By Tony Martin
Associate Editor
What began as a regularly-scheduled chapel service Feb. 18 at Blue Mountain Christian University (BMCU) turned into the beginning of a Holy Spirit-led revival on the campus of the Baptist-affiliated school in Blue Mountain.
“It was a special chapel in the sense that we had Preview Day students on campus,” said BMCU President Barbara McMillin. “Dr. Tim Mims delivered a message after a rousing time of worship led by our combined chorale and praise team. It was clear during the worship that God’s presence was with us. There was a real sense of expectancy.”
Mims, assistant professor of Biblical studies at the university, shared his message and then encouraged attendees to come to the altar if they needed to do so. People started coming immediately.
“People were praying together, they were praying alone, and when the praise and worship started back up people were singing,” McMillin said. “At some point people in the worship team came and went, with people swapping out and playing instruments. People were penitent, confessing, and seeking out others for reconciliation. It was a remarkable outpouring of the Spirit.
“My tendency — and it’s part of my nature — is to say, ‘Let’s look at the agenda and get the outline worked out,’” McMillin noted, “but this is God at work, unscripted, unorchestrated by anything we could try to do. That’s just how God is. He outshines anything we could attempt or plan,”
The chapel service in Modena Lowery Berry Auditorium began at 10 a.m. and continued into mid-afternoon. There was more praise, worship, and a time of testimony during which students spontaneously shared.
“We indicated to them that the auditorium would be open if they wanted to come,” McMillin said. “There was more testimony and worship Friday night until way into the night; even up until 2 a.m. Saturday night, people were meeting in the auditorium with small groups meeting after that.
“We encouraged students to go and tell, to go to their churches and testify of what God had done in their lives. We hope there will be opportunities for those students to go into their churches and share the word of what God is doing,” she said.
Jake Capers, a BMCU student from Senatobia, said, “I’m so thankful for what the Lord has done. Revival is a movement of God in the hearts of His people. It’s not down to this place or any one place. We can take revival with us.”
McMillin related how she had longed to see a movement at BMCU that could only be attributed to the hand of God. “I see a humility in this generation of students who are, in the words of one student, ‘radically obedient.’ What a blessing to think there is a generation of students who are pursuing radical obedience.

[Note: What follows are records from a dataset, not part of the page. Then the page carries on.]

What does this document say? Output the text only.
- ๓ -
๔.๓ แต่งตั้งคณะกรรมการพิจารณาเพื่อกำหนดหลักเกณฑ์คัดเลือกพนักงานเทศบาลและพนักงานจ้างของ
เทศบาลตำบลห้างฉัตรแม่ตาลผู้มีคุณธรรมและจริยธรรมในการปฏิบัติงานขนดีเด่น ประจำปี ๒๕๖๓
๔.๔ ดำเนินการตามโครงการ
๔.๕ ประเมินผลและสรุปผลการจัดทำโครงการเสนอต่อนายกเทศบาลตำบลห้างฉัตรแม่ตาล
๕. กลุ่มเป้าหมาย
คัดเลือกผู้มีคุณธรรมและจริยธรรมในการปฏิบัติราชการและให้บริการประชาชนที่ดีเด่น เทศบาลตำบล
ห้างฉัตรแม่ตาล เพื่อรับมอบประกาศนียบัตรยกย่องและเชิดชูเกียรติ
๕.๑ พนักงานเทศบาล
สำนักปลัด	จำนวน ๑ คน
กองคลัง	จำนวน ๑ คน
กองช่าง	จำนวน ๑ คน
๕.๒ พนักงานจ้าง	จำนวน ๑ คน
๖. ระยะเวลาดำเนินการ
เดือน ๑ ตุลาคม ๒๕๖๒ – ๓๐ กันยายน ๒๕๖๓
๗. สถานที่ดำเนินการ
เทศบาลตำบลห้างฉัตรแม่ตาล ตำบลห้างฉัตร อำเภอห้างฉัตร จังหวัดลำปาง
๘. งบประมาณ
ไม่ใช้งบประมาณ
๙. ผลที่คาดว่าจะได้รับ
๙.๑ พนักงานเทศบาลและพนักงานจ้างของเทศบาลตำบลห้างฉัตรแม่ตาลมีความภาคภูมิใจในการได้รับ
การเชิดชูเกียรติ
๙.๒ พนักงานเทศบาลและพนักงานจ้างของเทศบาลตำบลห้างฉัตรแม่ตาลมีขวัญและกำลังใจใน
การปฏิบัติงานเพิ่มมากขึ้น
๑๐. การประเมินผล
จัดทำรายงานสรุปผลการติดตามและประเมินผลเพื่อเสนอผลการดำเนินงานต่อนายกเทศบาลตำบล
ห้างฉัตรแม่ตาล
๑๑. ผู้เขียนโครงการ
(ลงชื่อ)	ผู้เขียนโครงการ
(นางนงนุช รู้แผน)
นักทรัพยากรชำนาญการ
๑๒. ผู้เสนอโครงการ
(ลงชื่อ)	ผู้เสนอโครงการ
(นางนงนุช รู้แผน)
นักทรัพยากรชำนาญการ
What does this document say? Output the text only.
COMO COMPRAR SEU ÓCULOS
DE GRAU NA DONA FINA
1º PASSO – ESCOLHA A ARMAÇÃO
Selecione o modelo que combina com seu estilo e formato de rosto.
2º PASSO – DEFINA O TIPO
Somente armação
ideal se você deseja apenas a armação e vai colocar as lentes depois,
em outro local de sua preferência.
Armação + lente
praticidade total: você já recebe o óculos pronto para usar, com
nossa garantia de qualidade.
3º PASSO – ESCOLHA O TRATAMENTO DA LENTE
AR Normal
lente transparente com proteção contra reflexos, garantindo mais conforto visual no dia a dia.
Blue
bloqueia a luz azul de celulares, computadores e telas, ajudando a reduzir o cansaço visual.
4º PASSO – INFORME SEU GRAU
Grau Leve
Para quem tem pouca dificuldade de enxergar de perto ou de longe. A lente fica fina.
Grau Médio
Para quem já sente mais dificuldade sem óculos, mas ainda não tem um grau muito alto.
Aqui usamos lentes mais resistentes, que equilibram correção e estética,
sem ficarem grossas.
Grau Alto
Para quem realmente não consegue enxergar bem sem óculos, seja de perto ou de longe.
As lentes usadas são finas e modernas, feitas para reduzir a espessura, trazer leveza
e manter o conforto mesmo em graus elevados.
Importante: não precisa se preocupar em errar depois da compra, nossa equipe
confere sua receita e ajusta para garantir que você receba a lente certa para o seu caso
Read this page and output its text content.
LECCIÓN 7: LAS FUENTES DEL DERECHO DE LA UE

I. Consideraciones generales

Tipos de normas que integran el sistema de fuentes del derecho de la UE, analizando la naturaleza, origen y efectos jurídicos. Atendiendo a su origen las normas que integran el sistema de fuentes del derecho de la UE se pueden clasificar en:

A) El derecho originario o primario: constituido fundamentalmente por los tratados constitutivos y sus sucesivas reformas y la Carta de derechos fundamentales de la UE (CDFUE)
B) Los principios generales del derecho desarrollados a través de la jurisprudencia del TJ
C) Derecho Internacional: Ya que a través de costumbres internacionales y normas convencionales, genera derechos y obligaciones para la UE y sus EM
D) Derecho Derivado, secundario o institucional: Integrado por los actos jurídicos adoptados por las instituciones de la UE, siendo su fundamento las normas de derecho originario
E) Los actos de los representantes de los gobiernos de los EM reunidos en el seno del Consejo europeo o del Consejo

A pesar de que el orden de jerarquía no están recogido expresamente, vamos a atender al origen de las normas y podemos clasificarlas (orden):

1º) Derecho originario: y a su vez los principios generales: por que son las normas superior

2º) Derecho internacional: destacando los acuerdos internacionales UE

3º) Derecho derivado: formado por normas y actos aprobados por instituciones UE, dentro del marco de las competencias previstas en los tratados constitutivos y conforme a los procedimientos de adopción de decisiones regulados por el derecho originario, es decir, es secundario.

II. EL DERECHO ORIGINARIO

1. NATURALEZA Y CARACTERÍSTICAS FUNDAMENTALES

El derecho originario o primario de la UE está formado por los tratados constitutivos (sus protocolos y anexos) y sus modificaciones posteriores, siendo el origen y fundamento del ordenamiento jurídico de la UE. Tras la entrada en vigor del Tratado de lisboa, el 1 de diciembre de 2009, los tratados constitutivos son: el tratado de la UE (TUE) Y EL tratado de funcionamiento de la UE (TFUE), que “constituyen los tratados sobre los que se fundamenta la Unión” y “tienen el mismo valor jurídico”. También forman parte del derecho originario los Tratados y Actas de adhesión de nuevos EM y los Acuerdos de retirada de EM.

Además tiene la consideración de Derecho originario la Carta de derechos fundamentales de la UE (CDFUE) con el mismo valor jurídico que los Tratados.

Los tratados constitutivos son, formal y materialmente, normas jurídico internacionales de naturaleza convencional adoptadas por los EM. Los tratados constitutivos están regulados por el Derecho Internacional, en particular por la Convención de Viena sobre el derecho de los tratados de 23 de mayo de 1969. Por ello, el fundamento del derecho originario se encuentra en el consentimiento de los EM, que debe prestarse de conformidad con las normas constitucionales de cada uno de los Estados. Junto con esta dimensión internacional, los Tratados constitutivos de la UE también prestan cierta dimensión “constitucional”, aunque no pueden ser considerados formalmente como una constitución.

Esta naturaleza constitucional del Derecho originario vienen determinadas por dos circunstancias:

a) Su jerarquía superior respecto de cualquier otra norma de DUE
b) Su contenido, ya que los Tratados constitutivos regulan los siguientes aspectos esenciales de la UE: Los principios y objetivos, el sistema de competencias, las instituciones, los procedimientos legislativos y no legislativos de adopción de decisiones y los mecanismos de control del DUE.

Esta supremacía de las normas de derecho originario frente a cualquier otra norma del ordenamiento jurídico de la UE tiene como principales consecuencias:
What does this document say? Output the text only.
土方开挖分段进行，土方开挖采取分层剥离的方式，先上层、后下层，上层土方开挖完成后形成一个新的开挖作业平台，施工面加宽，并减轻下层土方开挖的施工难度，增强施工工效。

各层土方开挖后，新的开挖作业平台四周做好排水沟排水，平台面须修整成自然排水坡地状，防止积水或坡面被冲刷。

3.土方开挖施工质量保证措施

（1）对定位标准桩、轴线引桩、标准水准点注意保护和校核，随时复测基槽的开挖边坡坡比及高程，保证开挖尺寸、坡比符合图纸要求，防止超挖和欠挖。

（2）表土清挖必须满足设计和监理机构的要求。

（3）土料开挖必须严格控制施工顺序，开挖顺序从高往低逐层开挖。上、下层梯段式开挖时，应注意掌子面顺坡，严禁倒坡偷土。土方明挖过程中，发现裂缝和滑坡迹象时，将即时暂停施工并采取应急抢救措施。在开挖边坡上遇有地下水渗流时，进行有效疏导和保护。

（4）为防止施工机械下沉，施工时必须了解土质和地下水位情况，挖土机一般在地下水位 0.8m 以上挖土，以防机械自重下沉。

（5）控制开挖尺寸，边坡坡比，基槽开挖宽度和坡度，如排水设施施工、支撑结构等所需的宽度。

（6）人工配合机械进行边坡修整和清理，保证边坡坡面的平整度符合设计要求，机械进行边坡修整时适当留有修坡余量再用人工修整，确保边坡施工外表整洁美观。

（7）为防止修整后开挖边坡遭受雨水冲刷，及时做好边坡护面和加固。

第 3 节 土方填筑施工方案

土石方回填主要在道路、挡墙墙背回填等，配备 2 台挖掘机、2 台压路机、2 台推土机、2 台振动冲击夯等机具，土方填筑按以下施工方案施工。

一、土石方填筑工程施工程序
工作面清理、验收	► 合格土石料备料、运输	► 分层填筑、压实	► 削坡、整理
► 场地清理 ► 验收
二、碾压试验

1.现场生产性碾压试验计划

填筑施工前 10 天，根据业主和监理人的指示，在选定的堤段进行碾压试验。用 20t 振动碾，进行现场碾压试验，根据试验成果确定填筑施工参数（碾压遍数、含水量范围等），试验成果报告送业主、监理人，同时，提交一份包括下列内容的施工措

“That’s not to give a group of people the credit,” she pointed out, “but there is a submissiveness about this group that is humbling for those of us who are part of the older generation. God is just using this group of people for such a time as this.”
Caleb White, a BMCU student from Purdy, Tenn., said, “It’s been a difficult time for me the past few weeks, but it’s also been a wonderful time. God has used things with me to help take my eyes off the world and focus on Him, to see His hand of providence.
“I see Him at work in a situation even now and can see how He’s bringing reconciliation. I have a better understanding of what’s happening. I’m better able to serve Him in ministry. He’s using this season in my life to fill me so I can remember this time when it gets tough again,” White said.
“We are so humbled by how God has visited us,” McMillin said. “We are so thankful.”
BMCU and the other Mississippi Baptist institutions of higher learning,
Mississippi College in Clinton and William Carey University in Hattiesburg, are supported by gifts to the Mississippi Cooperative Program.